Wanita dalam Manawa Dharmasastra memiliki kedudukan yang sejajar dengan lakilaki, yang
membedakan wanita dan laki-laki hanya tugas dan fungsinya, perbedaan tersebut yang membuat
wanita dan laki-laki saling melengkapai satu sama lain. Wanita adalah makhluk yang harus dijaga
kehormatannya karena kitab suci Veda khususnya Manawa Dharmasastra menempatkan wanita
pada posisi yang terhormat. Kesejahteraan dalam kehidupan ini tercermin dari kehidupan wanita.
Jika wanita bahagia dan dihormati maka kehidupan akan sejahtera, serta semua makhluk akan
berbahagia.
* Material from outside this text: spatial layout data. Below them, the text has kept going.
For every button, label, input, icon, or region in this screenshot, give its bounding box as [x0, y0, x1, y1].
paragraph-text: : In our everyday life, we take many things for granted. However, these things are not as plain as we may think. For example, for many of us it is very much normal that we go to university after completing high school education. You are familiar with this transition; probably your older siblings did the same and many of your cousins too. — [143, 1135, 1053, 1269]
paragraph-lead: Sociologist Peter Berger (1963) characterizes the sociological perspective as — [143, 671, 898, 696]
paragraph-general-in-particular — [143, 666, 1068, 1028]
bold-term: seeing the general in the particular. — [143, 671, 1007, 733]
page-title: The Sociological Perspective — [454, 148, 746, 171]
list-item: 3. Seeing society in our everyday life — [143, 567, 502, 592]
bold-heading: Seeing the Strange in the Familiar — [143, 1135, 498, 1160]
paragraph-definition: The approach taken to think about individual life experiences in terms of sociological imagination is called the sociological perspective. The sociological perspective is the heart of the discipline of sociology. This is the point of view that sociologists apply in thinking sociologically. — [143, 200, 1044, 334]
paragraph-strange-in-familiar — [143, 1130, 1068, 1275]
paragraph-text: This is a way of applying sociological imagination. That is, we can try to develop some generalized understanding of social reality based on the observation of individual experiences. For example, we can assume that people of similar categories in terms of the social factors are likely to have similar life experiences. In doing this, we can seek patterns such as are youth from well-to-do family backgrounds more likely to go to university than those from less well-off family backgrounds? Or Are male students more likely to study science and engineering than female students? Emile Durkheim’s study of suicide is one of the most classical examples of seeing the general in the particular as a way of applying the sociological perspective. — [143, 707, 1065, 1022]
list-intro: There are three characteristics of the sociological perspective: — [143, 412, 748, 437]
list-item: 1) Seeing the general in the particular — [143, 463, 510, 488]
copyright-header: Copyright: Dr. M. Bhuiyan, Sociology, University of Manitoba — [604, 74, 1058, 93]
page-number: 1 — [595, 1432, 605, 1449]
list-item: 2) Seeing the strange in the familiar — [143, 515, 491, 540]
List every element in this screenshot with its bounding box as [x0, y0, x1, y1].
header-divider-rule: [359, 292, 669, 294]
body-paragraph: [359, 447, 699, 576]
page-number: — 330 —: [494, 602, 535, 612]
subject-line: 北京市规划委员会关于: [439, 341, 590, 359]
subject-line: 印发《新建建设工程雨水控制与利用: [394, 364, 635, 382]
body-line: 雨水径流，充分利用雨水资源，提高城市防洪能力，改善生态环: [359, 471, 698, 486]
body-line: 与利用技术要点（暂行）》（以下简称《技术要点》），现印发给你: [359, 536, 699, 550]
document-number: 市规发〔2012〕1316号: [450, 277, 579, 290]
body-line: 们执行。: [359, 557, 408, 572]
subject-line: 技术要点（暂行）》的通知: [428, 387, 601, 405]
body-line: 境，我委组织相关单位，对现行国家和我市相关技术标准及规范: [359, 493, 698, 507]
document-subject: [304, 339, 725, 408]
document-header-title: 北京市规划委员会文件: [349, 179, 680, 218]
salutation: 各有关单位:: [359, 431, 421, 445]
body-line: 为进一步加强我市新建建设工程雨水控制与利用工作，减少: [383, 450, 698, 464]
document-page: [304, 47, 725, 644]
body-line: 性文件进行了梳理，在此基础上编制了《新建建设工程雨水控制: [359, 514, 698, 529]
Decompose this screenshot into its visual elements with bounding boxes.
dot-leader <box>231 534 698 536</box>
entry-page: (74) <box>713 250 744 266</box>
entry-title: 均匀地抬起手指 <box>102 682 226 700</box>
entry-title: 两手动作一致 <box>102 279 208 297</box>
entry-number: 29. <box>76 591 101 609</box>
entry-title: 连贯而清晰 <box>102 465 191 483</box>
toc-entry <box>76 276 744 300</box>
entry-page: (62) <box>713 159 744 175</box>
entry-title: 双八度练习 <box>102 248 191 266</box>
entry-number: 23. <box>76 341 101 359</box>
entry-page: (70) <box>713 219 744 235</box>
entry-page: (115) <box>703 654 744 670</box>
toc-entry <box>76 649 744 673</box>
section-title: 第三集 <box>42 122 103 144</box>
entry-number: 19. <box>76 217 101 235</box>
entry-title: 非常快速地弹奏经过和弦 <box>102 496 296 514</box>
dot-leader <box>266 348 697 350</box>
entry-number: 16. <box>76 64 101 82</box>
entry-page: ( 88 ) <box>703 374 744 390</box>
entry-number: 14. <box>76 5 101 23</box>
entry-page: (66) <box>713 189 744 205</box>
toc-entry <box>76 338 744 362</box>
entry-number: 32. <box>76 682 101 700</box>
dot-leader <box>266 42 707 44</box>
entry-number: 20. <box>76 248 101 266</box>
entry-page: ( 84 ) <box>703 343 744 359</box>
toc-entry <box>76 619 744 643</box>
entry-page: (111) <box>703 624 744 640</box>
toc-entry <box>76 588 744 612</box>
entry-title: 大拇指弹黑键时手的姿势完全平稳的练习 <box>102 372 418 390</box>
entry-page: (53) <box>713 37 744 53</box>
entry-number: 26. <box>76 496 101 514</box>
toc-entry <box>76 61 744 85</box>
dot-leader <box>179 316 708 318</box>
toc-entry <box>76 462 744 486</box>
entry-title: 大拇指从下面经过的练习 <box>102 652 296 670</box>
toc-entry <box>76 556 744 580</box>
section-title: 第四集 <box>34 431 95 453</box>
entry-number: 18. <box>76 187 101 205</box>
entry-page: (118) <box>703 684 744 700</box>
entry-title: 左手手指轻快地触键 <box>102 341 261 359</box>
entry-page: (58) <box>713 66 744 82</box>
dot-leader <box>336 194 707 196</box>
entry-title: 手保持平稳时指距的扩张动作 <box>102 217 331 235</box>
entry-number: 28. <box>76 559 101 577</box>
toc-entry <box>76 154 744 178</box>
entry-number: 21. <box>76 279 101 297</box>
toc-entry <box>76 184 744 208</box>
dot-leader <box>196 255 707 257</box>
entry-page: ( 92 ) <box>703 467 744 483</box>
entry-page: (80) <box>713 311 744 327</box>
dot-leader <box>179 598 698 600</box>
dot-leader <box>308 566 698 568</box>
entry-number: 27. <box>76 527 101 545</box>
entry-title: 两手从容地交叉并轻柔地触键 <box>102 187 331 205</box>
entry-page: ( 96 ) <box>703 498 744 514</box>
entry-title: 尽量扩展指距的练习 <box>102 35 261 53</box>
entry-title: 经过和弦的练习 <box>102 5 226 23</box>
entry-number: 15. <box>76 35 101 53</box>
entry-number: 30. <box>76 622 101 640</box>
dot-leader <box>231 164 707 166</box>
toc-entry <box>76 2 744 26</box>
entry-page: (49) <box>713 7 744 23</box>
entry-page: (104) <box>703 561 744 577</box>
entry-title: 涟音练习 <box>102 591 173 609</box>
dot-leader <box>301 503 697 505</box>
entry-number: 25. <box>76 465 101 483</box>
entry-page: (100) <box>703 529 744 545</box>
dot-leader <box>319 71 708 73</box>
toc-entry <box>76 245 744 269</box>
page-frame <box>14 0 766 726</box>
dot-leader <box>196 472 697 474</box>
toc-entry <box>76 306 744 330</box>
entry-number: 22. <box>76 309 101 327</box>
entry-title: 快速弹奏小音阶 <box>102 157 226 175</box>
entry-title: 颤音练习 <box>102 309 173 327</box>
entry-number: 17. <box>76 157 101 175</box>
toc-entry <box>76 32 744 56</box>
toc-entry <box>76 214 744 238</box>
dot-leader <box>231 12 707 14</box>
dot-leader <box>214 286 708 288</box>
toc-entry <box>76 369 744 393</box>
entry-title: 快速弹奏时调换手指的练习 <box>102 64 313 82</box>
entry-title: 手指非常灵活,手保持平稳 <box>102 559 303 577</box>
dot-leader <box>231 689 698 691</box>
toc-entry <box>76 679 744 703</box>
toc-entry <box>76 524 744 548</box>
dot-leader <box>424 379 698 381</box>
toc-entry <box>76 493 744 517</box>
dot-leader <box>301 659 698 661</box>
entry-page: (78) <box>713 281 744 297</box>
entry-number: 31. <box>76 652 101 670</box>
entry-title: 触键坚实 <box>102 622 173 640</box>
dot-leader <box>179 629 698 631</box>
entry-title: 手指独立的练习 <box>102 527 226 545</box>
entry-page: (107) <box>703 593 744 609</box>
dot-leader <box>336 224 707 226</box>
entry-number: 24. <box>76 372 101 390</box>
Wanita juga merupakan lambang kesuburan karena dalam Manawa Dharmasastra
kedudukan wanita sebagai Pṛthivī (tanah). 2. Wanita dalam Manawa Dharmasastra berperan
sebagai istri dan sebagai ibu. Wanita sebagai istri harus memiliki wajah yang berseri-berseri agar
suami selalu mencintai istrinya, sehingga tidak berpaling ke wanita lain, wanita harus setia pada
suaminya karena kesetian dalam sebuah rumah tangga adalah yang utama.

3.2 Saran
Adapun saran-saran penulis dalam penulisan ini adalah sebagai berikut :
1. Agar wanita selalu menjaga eksistensi dirinya dalam masyarakat.
2. Agar laki-laki tidak menganggap wanita rendah dan menghargai harkat dan martabat
wanita yang terdapat dalam sastra-sastra Hindu.
3. Kepada akademisi untuk selalu mengkaji teks-teks kitab suci Hindu agar selalu dapat
mengungkap kebenaran dalam Agama Hindu.

11
DAFTAR PUSTAKA

Lestari, D. 2016. Eksistensi Perempuan Dalam Keluarga. MUWAZAH ISSN 2502-5368 (Paper)
ISSN 2085-8353 (Online) Vol. 8, No.2.
Pudja, G. M.A dan Tjokorda Rai Sudharta, M.A. 2004. Manawa Dharmasastra. Surabaya:
Paramita
Subali, Ida Bagus. 2008. Wanita Mulia Istana Dewata. Surabaya: Paramita.